In IFN-γ stimulation assay, 200μL fresh whole blood cells from patients were cultured in 800μL RPMI-1640 medium containing 10% fetal calf serum (FCS), PMA (300 ng/ml; Sigma-Aldrich, St. Louis, MO, USA), ionomycin (100 ng/ml Invitrogen, Ontario, Canada), and Golgi Stop (1 μl/ml, BD San Jose, CA, USA) at 37°C, 5% CO2 for 5 hours. ICCS was repeated. Cell viability was assessed by 7-aminoactinomycin D (7-AAD) staining (BD Biosciences, San Jose, CA, USA).

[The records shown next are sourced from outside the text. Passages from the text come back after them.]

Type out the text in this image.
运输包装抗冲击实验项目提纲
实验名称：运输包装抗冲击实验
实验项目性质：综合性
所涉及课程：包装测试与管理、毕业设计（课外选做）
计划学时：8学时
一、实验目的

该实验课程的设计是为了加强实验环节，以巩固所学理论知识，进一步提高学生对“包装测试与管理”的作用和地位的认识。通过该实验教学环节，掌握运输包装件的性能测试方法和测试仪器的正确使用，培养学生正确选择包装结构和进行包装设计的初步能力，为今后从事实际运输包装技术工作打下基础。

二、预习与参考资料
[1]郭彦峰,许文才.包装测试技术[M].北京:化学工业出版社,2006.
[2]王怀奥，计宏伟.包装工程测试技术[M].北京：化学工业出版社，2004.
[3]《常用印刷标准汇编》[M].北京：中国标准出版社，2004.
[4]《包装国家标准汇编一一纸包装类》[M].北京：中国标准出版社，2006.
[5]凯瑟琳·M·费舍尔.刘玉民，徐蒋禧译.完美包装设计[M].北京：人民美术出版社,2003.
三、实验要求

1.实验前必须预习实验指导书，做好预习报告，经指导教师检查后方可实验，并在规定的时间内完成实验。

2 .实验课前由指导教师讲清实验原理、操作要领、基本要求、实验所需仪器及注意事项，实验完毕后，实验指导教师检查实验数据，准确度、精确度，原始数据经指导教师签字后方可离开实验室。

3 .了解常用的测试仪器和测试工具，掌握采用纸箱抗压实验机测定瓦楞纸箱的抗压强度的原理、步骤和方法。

PBMC isolation and cell stimulation in vitro

Freshly heparinized blood samples from CHB patients were two-fold diluted with RPMI-1640 medium containing 10% heat-inactivated FCS. PBMC were isolated by Ficoll-PaqueTM PLUS (GE Healthcare Bio-sciences, Sweden) and resuspended in RPMI-1640 medium supplemented with 300 μg/mL L-glutamin, 100 U/mL penicillin, 100 μg/mL streptomycin, and 10% FCS. The isolated PBMC were then cultured with recombinated HBV core antigen (1 ng/ml, 1–183 amino acid, Cali-Bio, USA) and recombinant human IL-2 (50 IU/ml, Peprotech, UK) in 24-well plates (Corning, USA) at the density of 5 × 105/mLfor 72 hours before they were stimulated withPMA and ionomycin following the procedure described in IFN-γ stimulation assay. The release of intracellular cytokines from Golgi body was blocked by using Golgi Plug (1 μl/ml, BD San Jose, CA, USA) in this assay.

Flow cytometry

Flow cytometric analysis was performed on the FACS Calibur 4-color flow cytometer (Becton Dickinson, USA), and immunophenotypic sorting was analyzed using Flow Jo, version 7.5 (Tree star, OR, USA). Staining panels and antibody combinations are shown in the Table 2.

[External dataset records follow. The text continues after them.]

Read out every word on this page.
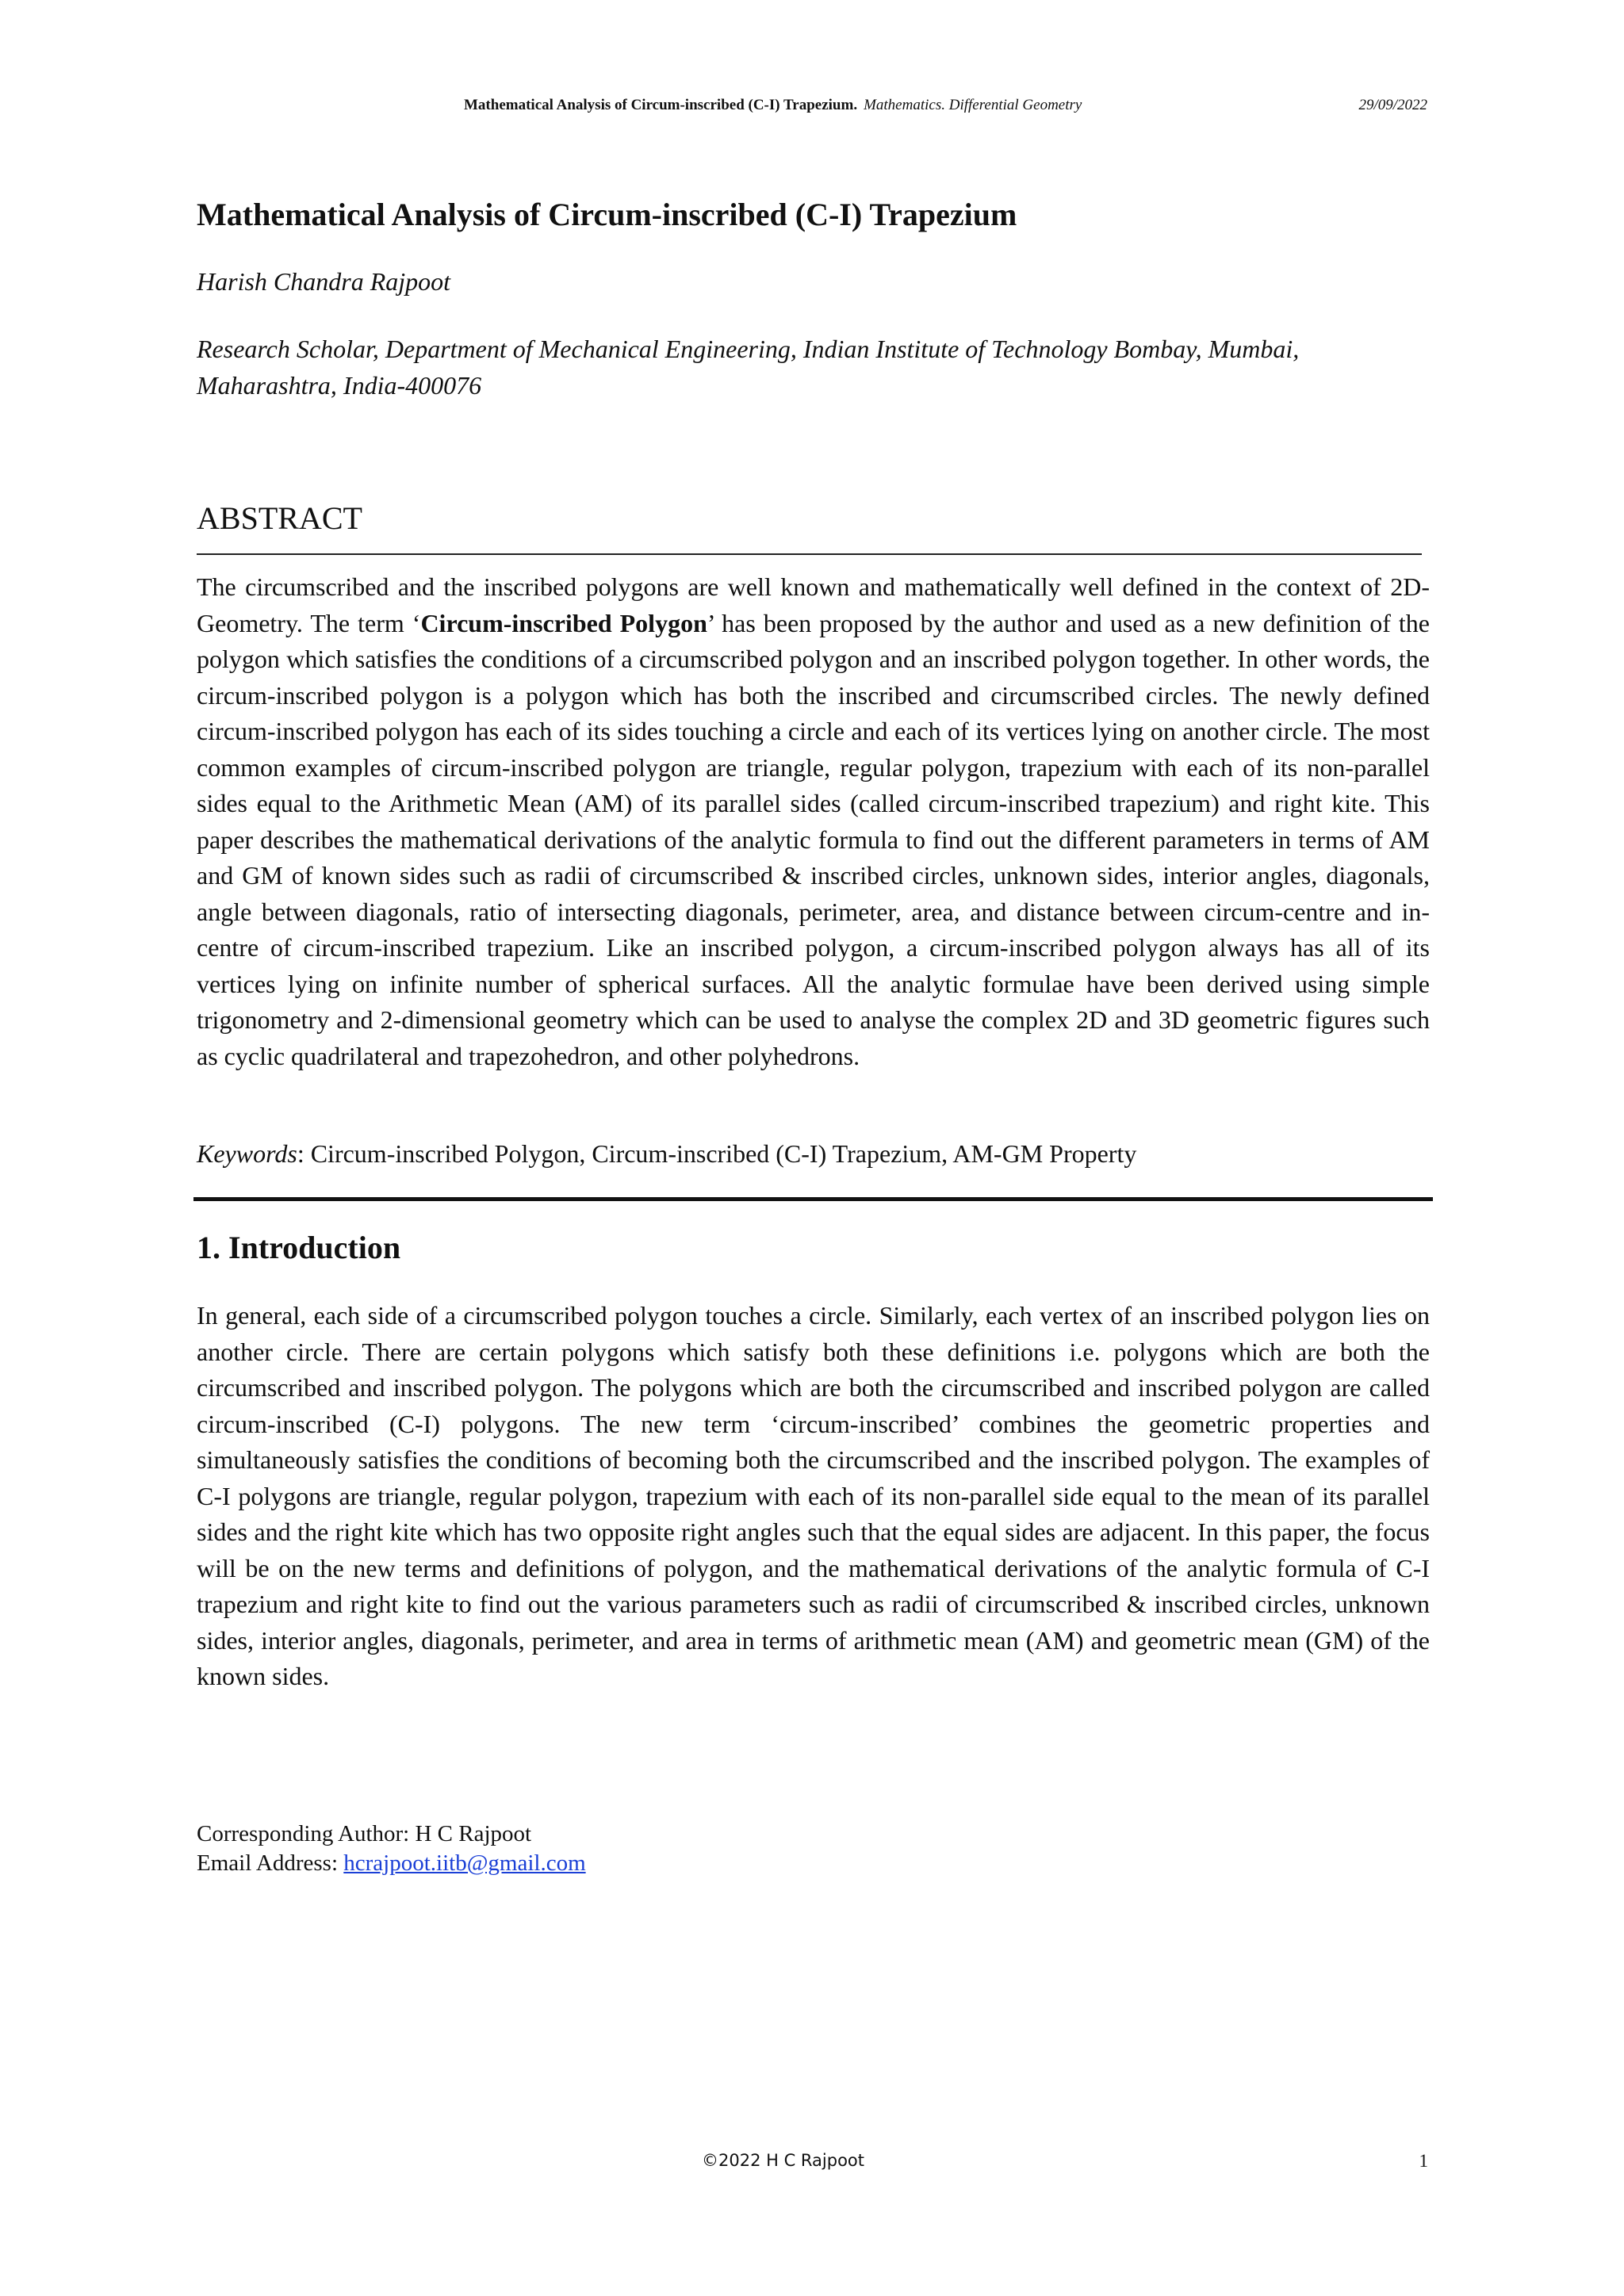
Mathematical Analysis of Circum-inscribed (C-I) Trapezium. Mathematics. Differential Geometry	29/09/2022
Mathematical Analysis of Circum-inscribed (C-I) Trapezium
Harish Chandra Rajpoot
Research Scholar, Department of Mechanical Engineering, Indian Institute of Technology Bombay, Mumbai, Maharashtra, India-400076
ABSTRACT

The circumscribed and the inscribed polygons are well known and mathematically well defined in the context of 2D-Geometry. The term ‘Circum-inscribed Polygon’ has been proposed by the author and used as a new definition of the polygon which satisfies the conditions of a circumscribed polygon and an inscribed polygon together. In other words, the circum-inscribed polygon is a polygon which has both the inscribed and circumscribed circles. The newly defined circum-inscribed polygon has each of its sides touching a circle and each of its vertices lying on another circle. The most common examples of circum-inscribed polygon are triangle, regular polygon, trapezium with each of its non-parallel sides equal to the Arithmetic Mean (AM) of its parallel sides (called circum-inscribed trapezium) and right kite. This paper describes the mathematical derivations of the analytic formula to find out the different parameters in terms of AM and GM of known sides such as radii of circumscribed & inscribed circles, unknown sides, interior angles, diagonals, angle between diagonals, ratio of intersecting diagonals, perimeter, area, and distance between circum-centre and in-centre of circum-inscribed trapezium. Like an inscribed polygon, a circum-inscribed polygon always has all of its vertices lying on infinite number of spherical surfaces. All the analytic formulae have been derived using simple trigonometry and 2-dimensional geometry which can be used to analyse the complex 2D and 3D geometric figures such as cyclic quadrilateral and trapezohedron, and other polyhedrons.

Keywords: Circum-inscribed Polygon, Circum-inscribed (C-I) Trapezium, AM-GM Property
1. Introduction

In general, each side of a circumscribed polygon touches a circle. Similarly, each vertex of an inscribed polygon lies on another circle. There are certain polygons which satisfy both these definitions i.e. polygons which are both the circumscribed and inscribed polygon. The polygons which are both the circumscribed and inscribed polygon are called circum-inscribed (C-I) polygons. The new term ‘circum-inscribed’ combines the geometric properties and simultaneously satisfies the conditions of becoming both the circumscribed and the inscribed polygon. The examples of C-I polygons are triangle, regular polygon, trapezium with each of its non-parallel side equal to the mean of its parallel sides and the right kite which has two opposite right angles such that the equal sides are adjacent. In this paper, the focus will be on the new terms and definitions of polygon, and the mathematical derivations of the analytic formula of C-I trapezium and right kite to find out the various parameters such as radii of circumscribed & inscribed circles, unknown sides, interior angles, diagonals, perimeter, and area in terms of arithmetic mean (AM) and geometric mean (GM) of the known sides.

Corresponding Author: H C Rajpoot
Email Address: hcrajpoot.iitb@gmail.com
©2022 H C Rajpoot	1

Table 2 Combinations of staining antibody panels

Statistical analysis

All data were analyzed using GraphPad Prism 5.0 software (San Diego, CA, USA). Statistical differences between groups were determined by using the nonparametric Mann–Whitney U test. Data from the same individuals were compared by using the Wilcoxon matched pairs test. Correlations between variables were evaluated using Spearman method. For all tests, a P-value of less than 0.05 was considered to be a significant difference.